We are trying to locate a roving module which will be in plain sight all the time by spending hundreds (possibly thousands) of dollars on electronics.
Unless it is on Mars there must be a more realistic way of doing it.
What about marking a 30 M radius circle (with a piece of string if you like) and get some clear flexible plastic tubing and lay it out around the circumference of the circle?
Use tent pegs to hold it in position.
It would take 189 metres of plastic tubing to do this.
Then you put a plug in one end of the tube and a pressure sensor at the other end and ring a bell if something runs over the pipe.

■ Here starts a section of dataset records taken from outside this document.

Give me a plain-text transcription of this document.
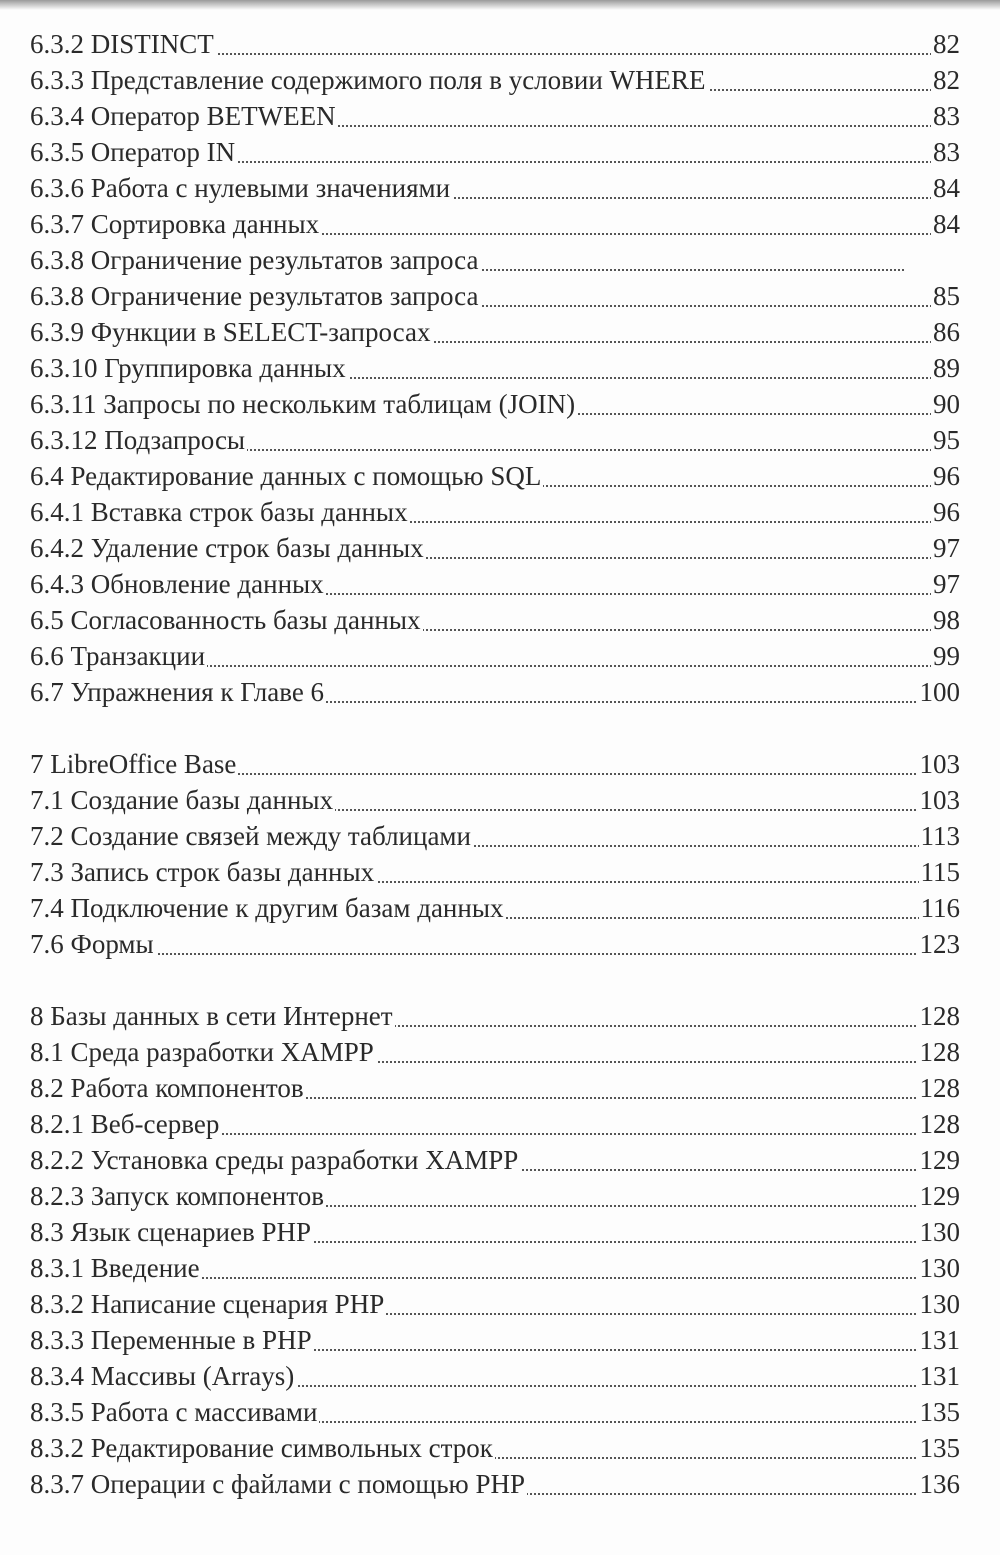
6.3.2 DISTINCT	82
6.3.3 Представление содержимого поля в условии WHERE	82
6.3.4 Оператор BETWEEN	83
6.3.5 Оператор IN	83
6.3.6 Работа с нулевыми значениями	84
6.3.7 Сортировка данных	84
6.3.8 Ограничение результатов запроса
6.3.8 Ограничение результатов запроса	85
6.3.9 Функции в SELECT-запросах	86
6.3.10 Группировка данных	89
6.3.11 Запросы по нескольким таблицам (JOIN)	90
6.3.12 Подзапросы	95
6.4 Редактирование данных с помощью SQL	96
6.4.1 Вставка строк базы данных	96
6.4.2 Удаление строк базы данных	97
6.4.3 Обновление данных	97
6.5 Согласованность базы данных	98
6.6 Транзакции	99
6.7 Упражнения к Главе 6	100
7 LibreOffice Base	103
7.1 Создание базы данных	103
7.2 Создание связей между таблицами	113
7.3 Запись строк базы данных	115
7.4 Подключение к другим базам данных	116
7.6 Формы	123
8 Базы данных в сети Интернет	128
8.1 Среда разработки XAMPP	128
8.2 Работа компонентов	128
8.2.1 Веб-сервер	128
8.2.2 Установка среды разработки XAMPP	129
8.2.3 Запуск компонентов	129
8.3 Язык сценариев PHP	130
8.3.1 Введение	130
8.3.2 Написание сценария PHP	130
8.3.3 Переменные в PHP	131
8.3.4 Массивы (Arrays)	131
8.3.5 Работа с массивами	135
8.3.2 Редактирование символьных строк	135
8.3.7 Операции с файлами с помощью PHP	136
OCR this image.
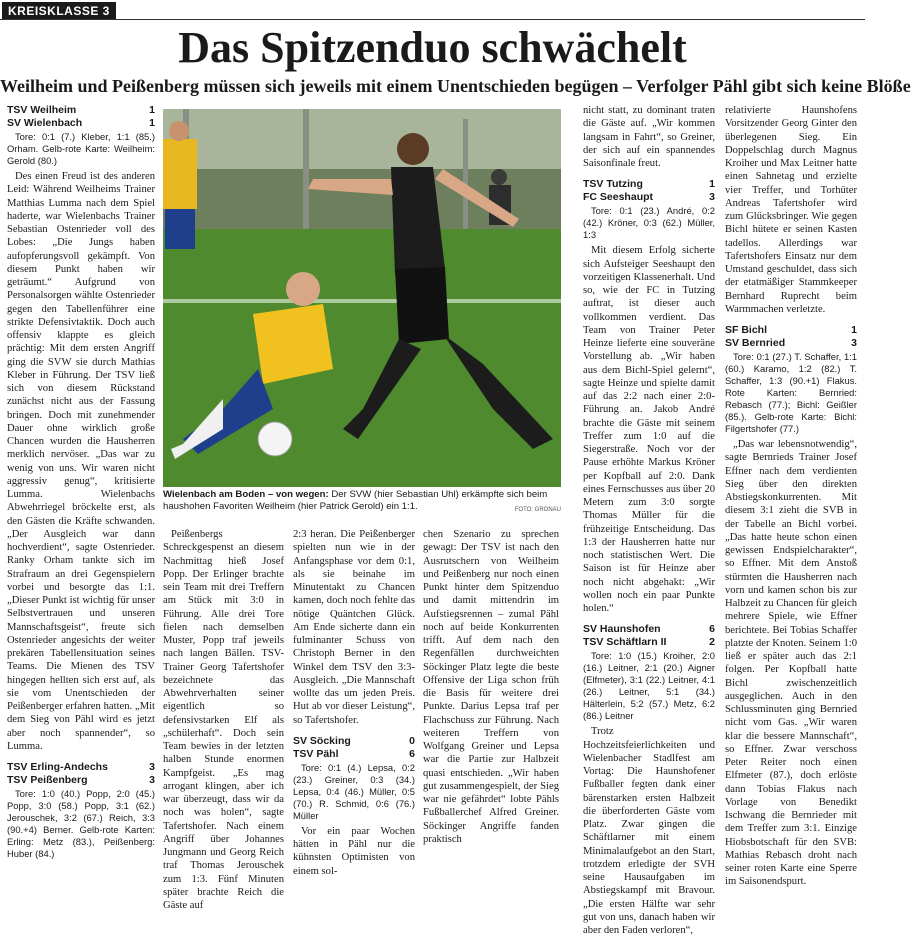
KREISKLASSE 3
Das Spitzenduo schwächelt
Weilheim und Peißenberg müssen sich jeweils mit einem Unentschieden begügen – Verfolger Pähl gibt sich keine Blöße
TSV Weilheim	1
SV Wielenbach	1
Tore: 0:1 (7.) Kleber, 1:1 (85.) Orham. Gelb-rote Karte: Weilheim: Gerold (80.)

Des einen Freud ist des anderen Leid: Während Weilheims Trainer Matthias Lumma nach dem Spiel haderte, war Wielenbachs Trainer Sebastian Ostenrieder voll des Lobes: „Die Jungs haben aufopferungsvoll gekämpft. Von diesem Punkt haben wir geträumt.“ Aufgrund von Personalsorgen wählte Ostenrieder gegen den Tabellenführer eine strikte Defensivtaktik. Doch auch offensiv klappte es gleich prächtig: Mit dem ersten Angriff ging die SVW sie durch Mathias Kleber in Führung. Der TSV ließ sich von diesem Rückstand zunächst nicht aus der Fassung bringen. Doch mit zunehmender Dauer ohne wirklich große Chancen wurden die Hausherren merklich nervöser. „Das war zu wenig von uns. Wir waren nicht aggressiv genug“, kritisierte Lumma. Wielenbachs Abwehrriegel bröckelte erst, als den Gästen die Kräfte schwanden. „Der Ausgleich war dann hochverdient“, sagte Ostenrieder. Ranky Orham tankte sich im Strafraum an drei Gegenspielern vorbei und besorgte das 1:1. „Dieser Punkt ist wichtig für unser Selbstvertrauen und unseren Mannschaftsgeist“, freute sich Ostenrieder angesichts der weiter prekären Tabellensituation seines Teams. Die Mienen des TSV hingegen hellten sich erst auf, als sie vom Unentschieden der Peißenberger erfahren hatten. „Mit dem Sieg von Pähl wird es jetzt aber noch spannender“, so Lumma.

TSV Erling-Andechs	3
TSV Peißenberg	3
Tore: 1:0 (40.) Popp, 2:0 (45.) Popp, 3:0 (58.) Popp, 3:1 (62.) Jerouschek, 3:2 (67.) Reich, 3:3 (90.+4) Berner. Gelb-rote Karten: Erling: Metz (83.), Peißenberg: Huber (84.)
Wielenbach am Boden – von wegen: Der SVW (hier Sebastian Uhl) erkämpfte sich beim haushohen Favoriten Weilheim (hier Patrick Gerold) ein 1:1.	FOTO: GRONAU

Peißenbergs Schreckgespenst an diesem Nachmittag hieß Josef Popp. Der Erlinger brachte sein Team mit drei Treffern am Stück mit 3:0 in Führung. Alle drei Tore fielen nach demselben Muster, Popp traf jeweils nach langen Bällen. TSV-Trainer Georg Tafertshofer bezeichnete das Abwehrverhalten seiner eigentlich so defensivstarken Elf als „schülerhaft“. Doch sein Team bewies in der letzten halben Stunde enormen Kampfgeist. „Es mag arrogant klingen, aber ich war überzeugt, dass wir da noch was holen“, sagte Tafertshofer. Nach einem Angriff über Johannes Jungmann und Georg Reich traf Thomas Jerouschek zum 1:3. Fünf Minuten später brachte Reich die Gäste auf

2:3 heran. Die Peißenberger spielten nun wie in der Anfangsphase vor dem 0:1, als sie beinahe im Minutentakt zu Chancen kamen, doch noch fehlte das nötige Quäntchen Glück. Am Ende sicherte dann ein fulminanter Schuss von Christoph Berner in den Winkel dem TSV den 3:3-Ausgleich. „Die Mannschaft wollte das um jeden Preis. Hut ab vor dieser Leistung“, so Tafertshofer.

SV Söcking	0
TSV Pähl	6
Tore: 0:1 (4.) Lepsa, 0:2 (23.) Greiner, 0:3 (34.) Lepsa, 0:4 (46.) Müller, 0:5 (70.) R. Schmid, 0:6 (76.) Müller

Vor ein paar Wochen hätten in Pähl nur die kühnsten Optimisten von einem sol-

chen Szenario zu sprechen gewagt: Der TSV ist nach den Ausrutschern von Weilheim und Peißenberg nur noch einen Punkt hinter dem Spitzenduo und damit mittendrin im Aufstiegsrennen – zumal Pähl noch auf beide Konkurrenten trifft. Auf dem nach den Regenfällen durchweichten Söckinger Platz legte die beste Offensive der Liga schon früh die Basis für weitere drei Punkte. Darius Lepsa traf per Flachschuss zur Führung. Nach weiteren Treffern von Wolfgang Greiner und Lepsa war die Partie zur Halbzeit quasi entschieden. „Wir haben gut zusammengespielt, der Sieg war nie gefährdet“ lobte Pähls Fußballerchef Alfred Greiner. Söckinger Angriffe fanden praktisch

nicht statt, zu dominant traten die Gäste auf. „Wir kommen langsam in Fahrt“, so Greiner, der sich auf ein spannendes Saisonfinale freut.

TSV Tutzing	1
FC Seeshaupt	3
Tore: 0:1 (23.) André, 0:2 (42.) Kröner, 0:3 (62.) Müller, 1:3

Mit diesem Erfolg sicherte sich Aufsteiger Seeshaupt den vorzeitigen Klassenerhalt. Und so, wie der FC in Tutzing auftrat, ist dieser auch vollkommen verdient. Das Team von Trainer Peter Heinze lieferte eine souveräne Vorstellung ab. „Wir haben aus dem Bichl-Spiel gelernt“, sagte Heinze und spielte damit auf das 2:2 nach einer 2:0-Führung an. Jakob André brachte die Gäste mit seinem Treffer zum 1:0 auf die Siegerstraße. Noch vor der Pause erhöhte Markus Kröner per Kopfball auf 2:0. Dank eines Fernschusses aus über 20 Metern zum 3:0 sorgte Thomas Müller für die frühzeitige Entscheidung. Das 1:3 der Hausherren hatte nur noch statistischen Wert. Die Saison ist für Heinze aber noch nicht abgehakt: „Wir wollen noch ein paar Punkte holen.“

SV Haunshofen	6
TSV Schäftlarn II	2
Tore: 1:0 (15.) Kroiher, 2:0 (16.) Leitner, 2:1 (20.) Aigner (Elfmeter), 3:1 (22.) Leitner, 4:1 (26.) Leitner, 5:1 (34.) Hälterlein, 5:2 (57.) Metz, 6:2 (86.) Leitner

Trotz Hochzeitsfeierlichkeiten und Wielenbacher Stadlfest am Vortag: Die Haunshofener Fußballer fegten dank einer bärenstarken ersten Halbzeit die überforderten Gäste vom Platz. Zwar gingen die Schäftlarner mit einem Minimalaufgebot an den Start, trotzdem erledigte der SVH seine Hausaufgaben im Abstiegskampf mit Bravour. „Die ersten Hälfte war sehr gut von uns, danach haben wir aber den Faden verloren“,

relativierte Haunshofens Vorsitzender Georg Ginter den überlegenen Sieg. Ein Doppelschlag durch Magnus Kroiher und Max Leitner hatte einen Sahnetag und erzielte vier Treffer, und Torhüter Andreas Tafertshofer wird zum Glücksbringer. Wie gegen Bichl hütete er seinen Kasten tadellos. Allerdings war Tafertshofers Einsatz nur dem Umstand geschuldet, dass sich der etatmäßiger Stammkeeper Bernhard Ruprecht beim Warmmachen verletzte.

SF Bichl	1
SV Bernried	3
Tore: 0:1 (27.) T. Schaffer, 1:1 (60.) Karamo, 1:2 (82.) T. Schaffer, 1:3 (90.+1) Flakus. Rote Karten: Bernried: Rebasch (77.); Bichl: Geißler (85.). Gelb-rote Karte: Bichl: Filgertshofer (77.)

„Das war lebensnotwendig“, sagte Bernrieds Trainer Josef Effner nach dem verdienten Sieg über den direkten Abstiegskonkurrenten. Mit diesem 3:1 zieht die SVB in der Tabelle an Bichl vorbei. „Das hatte heute schon einen gewissen Endspielcharakter“, so Effner. Mit dem Anstoß stürmten die Hausherren nach vorn und kamen schon bis zur Halbzeit zu Chancen für gleich mehrere Spiele, wie Effner berichtete. Bei Tobias Schaffer platzte der Knoten. Seinem 1:0 ließ er später auch das 2:1 folgen. Per Kopfball hatte Bichl zwischenzeitlich ausgeglichen. Auch in den Schlussminuten ging Bernried nicht vom Gas. „Wir waren klar die bessere Mannschaft“, so Effner. Zwar verschoss Peter Reiter noch einen Elfmeter (87.), doch erlöste dann Tobias Flakus nach Vorlage von Benedikt Ischwang die Bernrieder mit dem Treffer zum 3:1. Einzige Hiobsbotschaft für den SVB: Mathias Rebasch droht nach seiner roten Karte eine Sperre im Saisonendspurt.
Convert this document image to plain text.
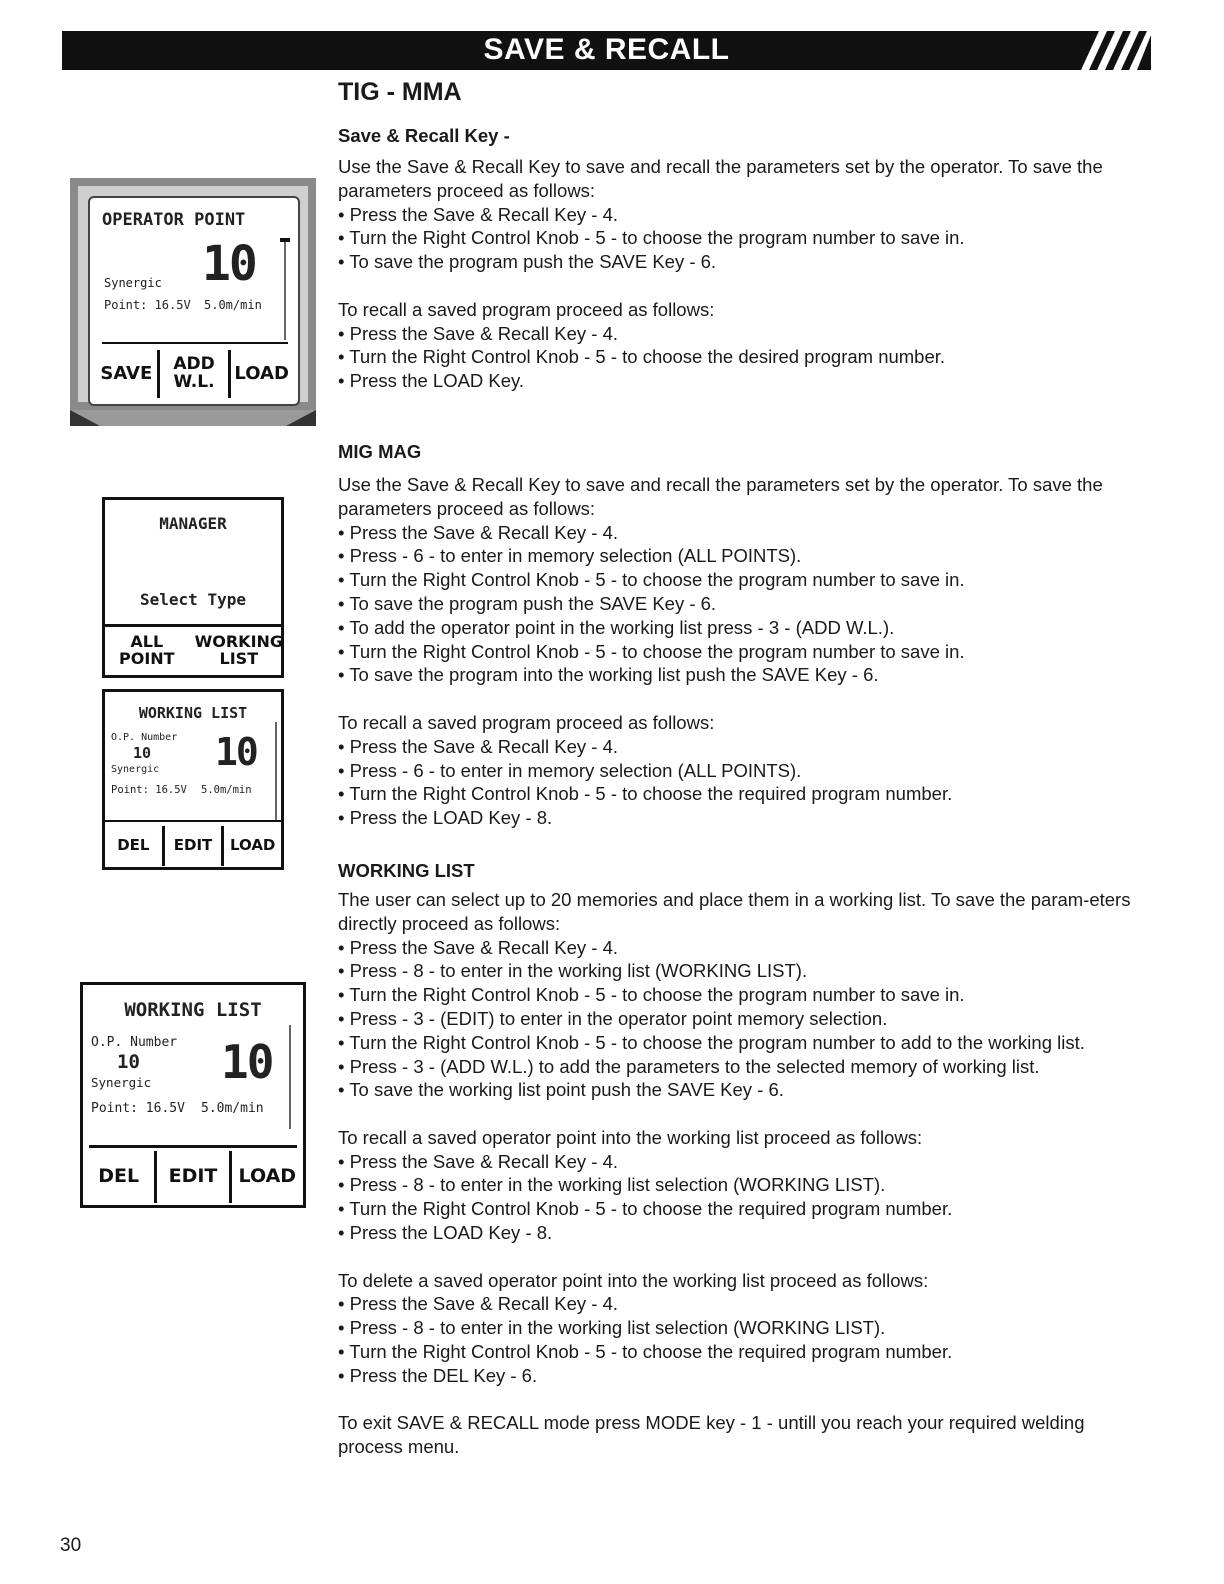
SAVE & RECALL
OPERATOR POINT
10
Synergic
Point: 16.5V 5.0m/min
SAVE	ADD W.L.	LOAD
MANAGER
Select Type
ALL POINT
WORKING LIST
WORKING LIST
O.P. Number
10 10
Synergic
Point: 16.5V 5.0m/min
DEL	EDIT	LOAD
WORKING LIST
O.P. Number
10 10
Synergic
Point: 16.5V 5.0m/min
DEL	EDIT	LOAD
TIG - MMA
Save & Recall Key -

Use the Save & Recall Key to save and recall the parameters set by the operator. To save the parameters proceed as follows:

• Press the Save & Recall Key - 4.
• Turn the Right Control Knob - 5 - to choose the program number to save in.
• To save the program push the SAVE Key - 6.

To recall a saved program proceed as follows:

• Press the Save & Recall Key - 4.
• Turn the Right Control Knob - 5 - to choose the desired program number.
• Press the LOAD Key.
MIG MAG

Use the Save & Recall Key to save and recall the parameters set by the operator. To save the parameters proceed as follows:

• Press the Save & Recall Key - 4.
• Press - 6 - to enter in memory selection (ALL POINTS).
• Turn the Right Control Knob - 5 - to choose the program number to save in.
• To save the program push the SAVE Key - 6.
• To add the operator point in the working list press - 3 - (ADD W.L.).
• Turn the Right Control Knob - 5 - to choose the program number to save in.
• To save the program into the working list push the SAVE Key - 6.

To recall a saved program proceed as follows:

• Press the Save & Recall Key - 4.
• Press - 6 - to enter in memory selection (ALL POINTS).
• Turn the Right Control Knob - 5 - to choose the required program number.
• Press the LOAD Key - 8.
WORKING LIST

The user can select up to 20 memories and place them in a working list. To save the param-eters directly proceed as follows:

• Press the Save & Recall Key - 4.
• Press - 8 - to enter in the working list (WORKING LIST).
• Turn the Right Control Knob - 5 - to choose the program number to save in.
• Press - 3 - (EDIT) to enter in the operator point memory selection.
• Turn the Right Control Knob - 5 - to choose the program number to add to the working list.
• Press - 3 - (ADD W.L.) to add the parameters to the selected memory of working list.
• To save the working list point push the SAVE Key - 6.

To recall a saved operator point into the working list proceed as follows:

• Press the Save & Recall Key - 4.
• Press - 8 - to enter in the working list selection (WORKING LIST).
• Turn the Right Control Knob - 5 - to choose the required program number.
• Press the LOAD Key - 8.

To delete a saved operator point into the working list proceed as follows:

• Press the Save & Recall Key - 4.
• Press - 8 - to enter in the working list selection (WORKING LIST).
• Turn the Right Control Knob - 5 - to choose the required program number.
• Press the DEL Key - 6.

To exit SAVE & RECALL mode press MODE key - 1 - untill you reach your required welding process menu.

30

What is the actual application?
I know of none that are commercially available so you can have the fun of building it yourself. For the transmitter you'll want an oscillator, perhaps tunable, and a buffer amplifier driving a tuned ferrite rod.Are LF transmitters and receivers readily available or as you said is this something I will have to build myself? Size is sort of an issue (smaller the better).
And what else needs to be part of the ferrite rod antenna and first gain stage circuit...?The receiver will take the signal from the ferrite rod and amplify it, rectify it and compare it to your set point. The easy way is to use an IF integrated circuit with an RSSI output such as the MC3372. If you need more sensitivity you can always add a low noise, high frequency opamp at the input.